Gli echi di guerra
Gli echi di guerra che in queste settimane rendono per molti cittadini addirittura fascinose le ipotesi di scontri armati tra civiltà, nazioni, potenze imperiali e religioni rappresentano una carnevalata da brivido. Lo dico non perché preferisca le paludi della non-decisione e del compromesso al ribasso ma perché il disincanto asettico che leggo in molti commenti internettiani e pure in talune approssimative disamine giornalistiche ha poco o nulla della dirompente potenza emotiva delle antiche ‘’tempeste d’acciaio’’. Quelle furono tragiche, sommersero di inutili cadaveri l’intera Europa, ma ebbero dei complessi scenari culturali e ideologici che le sostenevano. Ciò non ne riduce le colpe ma almeno ne fa comprendere talune motivazioni.
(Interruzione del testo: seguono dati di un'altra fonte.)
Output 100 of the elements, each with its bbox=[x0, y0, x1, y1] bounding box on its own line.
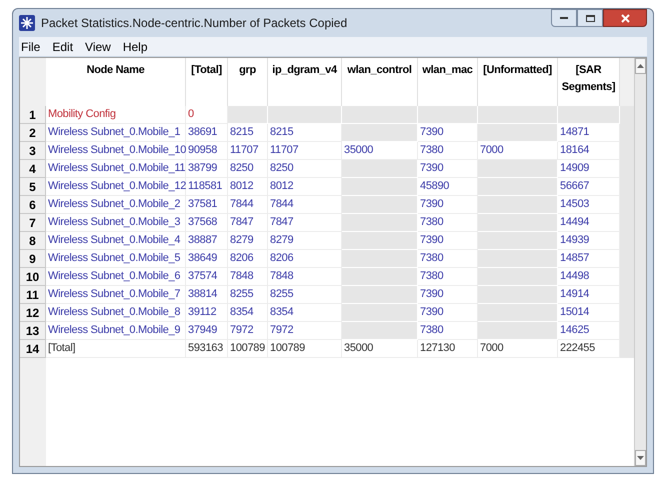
table-cell: 8255 bbox=[268, 286, 342, 304]
table-cell: 7000 bbox=[478, 142, 558, 160]
menu-item[interactable]: View bbox=[85, 38, 111, 56]
row-number: 7 bbox=[20, 214, 46, 232]
table-cell: 15014 bbox=[558, 304, 620, 322]
row-number: 3 bbox=[20, 142, 46, 160]
row-number: 14 bbox=[20, 340, 46, 358]
table-cell: Wireless Subnet_0.Mobile_1 bbox=[46, 124, 186, 142]
table-cell: Wireless Subnet_0.Mobile_5 bbox=[46, 250, 186, 268]
menu-item[interactable]: Help bbox=[122, 38, 148, 56]
table-cell: Wireless Subnet_0.Mobile_4 bbox=[46, 232, 186, 250]
app-icon bbox=[19, 15, 35, 31]
table-cell: 7390 bbox=[418, 286, 478, 304]
column-header[interactable]: grp bbox=[228, 58, 268, 106]
table-cell: 11707 bbox=[228, 142, 268, 160]
table-cell: 14857 bbox=[558, 250, 620, 268]
table-cell: 8354 bbox=[228, 304, 268, 322]
table-cell: 8354 bbox=[268, 304, 342, 322]
table-cell: 7848 bbox=[228, 268, 268, 286]
column-header[interactable]: [Unformatted] bbox=[478, 58, 558, 106]
table-cell: 14494 bbox=[558, 214, 620, 232]
table-cell: 7848 bbox=[268, 268, 342, 286]
table-cell: 8012 bbox=[228, 178, 268, 196]
table-cell: 7380 bbox=[418, 142, 478, 160]
column-header[interactable]: [SAR Segments] bbox=[558, 58, 620, 106]
table-cell: 127130 bbox=[418, 340, 478, 358]
table-cell: Wireless Subnet_0.Mobile_12 bbox=[46, 178, 186, 196]
table-cell: 45890 bbox=[418, 178, 478, 196]
table-cell: 14909 bbox=[558, 160, 620, 178]
table-cell: 14871 bbox=[558, 124, 620, 142]
table-cell: 7380 bbox=[418, 214, 478, 232]
table-cell: 7390 bbox=[418, 160, 478, 178]
table-cell: 7972 bbox=[268, 322, 342, 340]
table-cell: 0 bbox=[186, 106, 228, 124]
table-cell: 14625 bbox=[558, 322, 620, 340]
table-cell: 118581 bbox=[186, 178, 228, 196]
minimize-button[interactable] bbox=[551, 9, 577, 27]
table-cell: 100789 bbox=[228, 340, 268, 358]
table-cell: 7390 bbox=[418, 304, 478, 322]
row-number: 4 bbox=[20, 160, 46, 178]
table-cell: 56667 bbox=[558, 178, 620, 196]
table-cell: 7847 bbox=[268, 214, 342, 232]
table-cell: 14503 bbox=[558, 196, 620, 214]
row-number: 8 bbox=[20, 232, 46, 250]
maximize-button[interactable] bbox=[577, 9, 603, 27]
table-cell: 7380 bbox=[418, 268, 478, 286]
menu-item[interactable]: File bbox=[21, 38, 40, 56]
table-cell: 7844 bbox=[268, 196, 342, 214]
scroll-up-icon[interactable] bbox=[635, 58, 646, 74]
table-cell: 35000 bbox=[342, 340, 418, 358]
column-header[interactable]: wlan_control bbox=[342, 58, 418, 106]
row-number: 9 bbox=[20, 250, 46, 268]
table-cell: 7390 bbox=[418, 232, 478, 250]
table-cell: Wireless Subnet_0.Mobile_2 bbox=[46, 196, 186, 214]
table-cell: 7380 bbox=[418, 250, 478, 268]
column-header[interactable]: wlan_mac bbox=[418, 58, 478, 106]
column-header[interactable]: Node Name bbox=[46, 58, 186, 106]
table-cell: 8279 bbox=[268, 232, 342, 250]
row-number: 11 bbox=[20, 286, 46, 304]
table-cell: 593163 bbox=[186, 340, 228, 358]
table-cell: 8215 bbox=[268, 124, 342, 142]
table-cell: 7847 bbox=[228, 214, 268, 232]
column-header[interactable]: ip_dgram_v4 bbox=[268, 58, 342, 106]
table-cell: 7390 bbox=[418, 196, 478, 214]
row-number: 12 bbox=[20, 304, 46, 322]
scroll-down-icon[interactable] bbox=[635, 450, 646, 466]
table-cell: 90958 bbox=[186, 142, 228, 160]
table-cell: 14498 bbox=[558, 268, 620, 286]
table-cell: 100789 bbox=[268, 340, 342, 358]
table-cell: 7390 bbox=[418, 124, 478, 142]
table-cell: Mobility Config bbox=[46, 106, 186, 124]
table-cell: 14914 bbox=[558, 286, 620, 304]
table-cell: 18164 bbox=[558, 142, 620, 160]
row-number: 2 bbox=[20, 124, 46, 142]
table-cell: Wireless Subnet_0.Mobile_10 bbox=[46, 142, 186, 160]
scrollbar[interactable] bbox=[634, 58, 646, 466]
close-button[interactable] bbox=[603, 9, 647, 27]
column-header[interactable]: [Total] bbox=[186, 58, 228, 106]
table-cell: 39112 bbox=[186, 304, 228, 322]
table-cell: 38691 bbox=[186, 124, 228, 142]
table-cell: 38814 bbox=[186, 286, 228, 304]
row-number: 1 bbox=[20, 106, 46, 124]
table-cell: Wireless Subnet_0.Mobile_7 bbox=[46, 286, 186, 304]
table-cell: 38799 bbox=[186, 160, 228, 178]
table-cell: 14939 bbox=[558, 232, 620, 250]
table-cell: 222455 bbox=[558, 340, 620, 358]
table-cell: 8012 bbox=[268, 178, 342, 196]
row-number: 5 bbox=[20, 178, 46, 196]
table-cell: 7380 bbox=[418, 322, 478, 340]
table-cell: 8255 bbox=[228, 286, 268, 304]
table-cell: Wireless Subnet_0.Mobile_8 bbox=[46, 304, 186, 322]
menu-item[interactable]: Edit bbox=[52, 38, 74, 56]
table-cell: 8279 bbox=[228, 232, 268, 250]
table-cell: 37949 bbox=[186, 322, 228, 340]
row-number: 6 bbox=[20, 196, 46, 214]
table-cell: 37581 bbox=[186, 196, 228, 214]
table-cell: 11707 bbox=[268, 142, 342, 160]
table-cell: 35000 bbox=[342, 142, 418, 160]
table-cell: 7972 bbox=[228, 322, 268, 340]
table-cell: 7000 bbox=[478, 340, 558, 358]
Ora invece questa condivisa isteria per guerre che porterebbero a disastri senza rimedio è fiacca dal punto di vista teorico e pratico.
Eppure, dobbiamo tener conto di questa ennesima schizofrenia. Di fronte a coreani che minacciano di usare l’atomica, ai Trump che vanno loro dietro come scolaretti cui è stata rubata la merenda, ai Putin che utilizzano i pur innegabili talenti in tema di scaltrezza e perciò tralasciano ogni ipotesi diplomatica, alla Siria e agli Assad, all’Isis e ai flussi migratori, all’informazione globale che tritura notizie vere con la stessa intensità e velocità con la quale spande quelle false …insomma, di fronte a tutto ciò, l’offesa militare appare per molti l’unico terreno praticabile.
Solo qualche anno fa l’avremmo definita ‘’ follia generalizzata’’ mentre ora quote consistenti di classe dirigente e cittadini sarebbero pronte allo scannamento totale, magari partendo da motivazioni bislacche come il misurare la vicinanza (sentimentale, politica, ideologica) agli uni e la distanza dagli altri. Insomma, istigando guerrafondai per ripicca, per rappresaglia, per difendere ecumenici valori di moralità e democrazia declinati però sempre secondo autonomi codici interpretativi.
In realtà, attraversiamo una simile fase perché siamo assuefatti al conformismo ideologico e perciò privi di qualunque comprensione che vada oltre il contingente. Qui c’è poco delle ‘’tempeste d’acciaio’’ e molto ‘‘denaro sonante’’. Ci teniamo ancora a mostrare sussulti di virilità perché da decenni la nostra società è castrata di strategie e valori fondanti; e dunque in preda agli spasmi dell’uno e dell’altro dittatore, dell’uno o dell’altro presidente democraticamente eletto. Pronti a sostenere e plaudire la vittoria di una Le Pen, di un populista, di una post-comunista o peggio di un tecnocrate di vecchia scuola perché in definitiva sentiamo la necessità di aggrapparci ad un’ultima e bugiarda incarnazione di autorità e potenza.
Questo orgoglio esterofilo che ci fa rincorrere i leader stranieri e talune loro bizzarre tesi nasconde infatti l’inadeguatezza nel caricarsi del dolore del proprio tempo e nel prospettare il futuro. Il continuo andar dietro ogni seppur minimo sussulto esterofilo è dimostrazione plastica del nostro ‘’non esserci’’ nel mondo. Come su una nave sballottata dalle onde, una volta ci rinserriamo dalle parti della prua e un’altra a poppa, ma senza che destino e direzione della nave solletichino il nostro minimo interesse. Se tuttavia la libertà la confondiamo con il nostro continuo rotolare da prua a poppa, come correlata conseguenza non può che esservi il fatto che un giorno reclamiamo a gran voce l’utilizzo di missili di grossa portata e l’altro ancora che siano destituiti tutti i tiranni del mondo.